For the third year in a row, the federal government is boosting payments to health plans for seniors instead of cutting them.
Officials announced Monday that average payments to Medicare Advantage plans will increase by 1.25 percent next year, a reversal of the average 0.9 percent cut the agency proposed back in February.
The change in payments is largely because Medicare per capita spending estimates have been updated since then and not because of a policy change, according to the Centers for Medicare and Medicaid.
The agency is also leaving a bonus system for high-performing plans in place without making any changes. It had proposed revising the system because of concerns it may have disadvantaged plans with many low-income enrollees.
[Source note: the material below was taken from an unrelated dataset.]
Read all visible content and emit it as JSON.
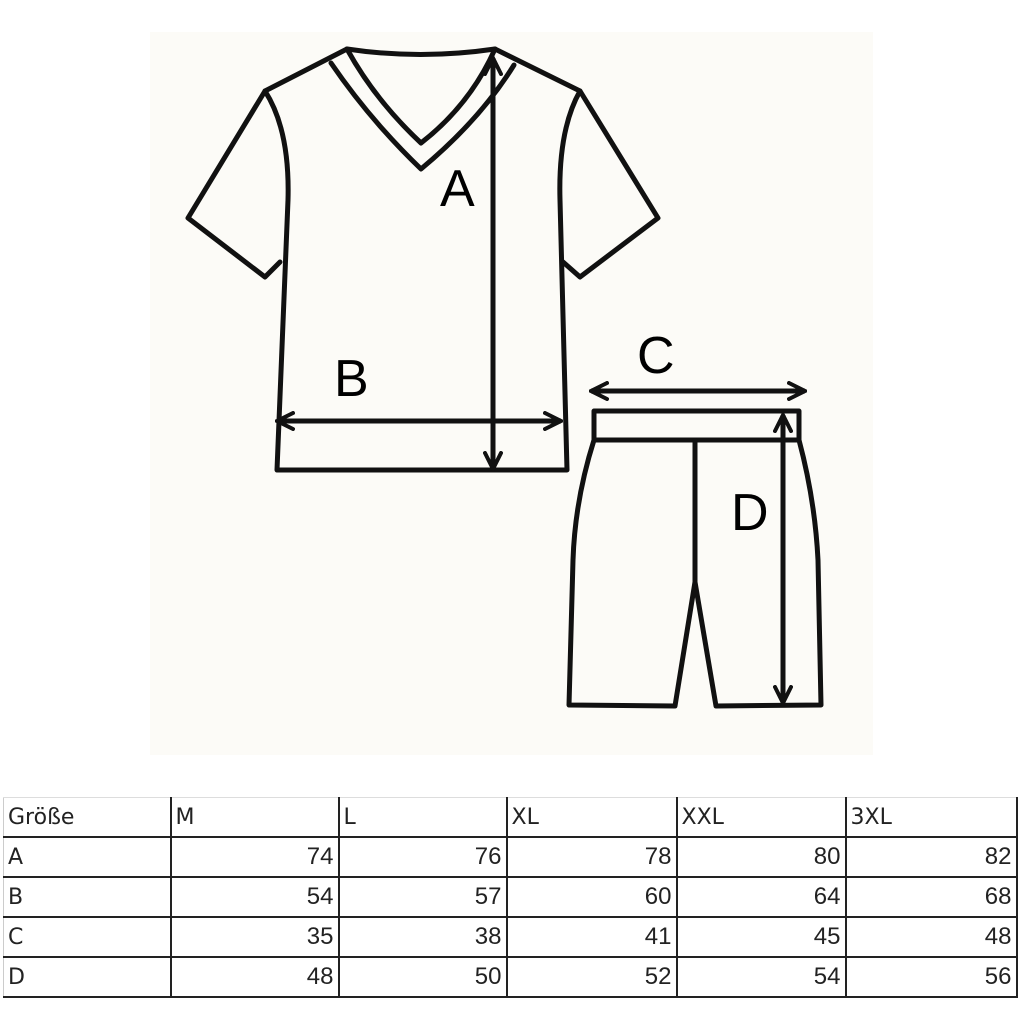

Officials said they're still considering changes, but decided to forgo any this year because of negative feedback to their proposal in February.
"Because the vast majority of the comments were opposed this proposal, CMS withdrew it and will make no change in the star rating program this year," said CMS Deputy Administrator Sean Cavanaugh.
Nearly 30 percent of Medicare enrollees are enrolled in Medicare Advantage, a popular alternative to the traditional program, which works through private plans contracting with the federal government.
Even though the Affordable Care Act called for major cuts to Medicare Advantage plans, the agency has reversed planned cuts for the past three years amid hard lobbying by the insurance industry.
Last year, CMS increased the overall payment rate by 0.4 percent instead of cutting by 1.9 percent as originally proposed. The year before, it boosted payments by 3.3 percent instead of a 2.3 percent reduction.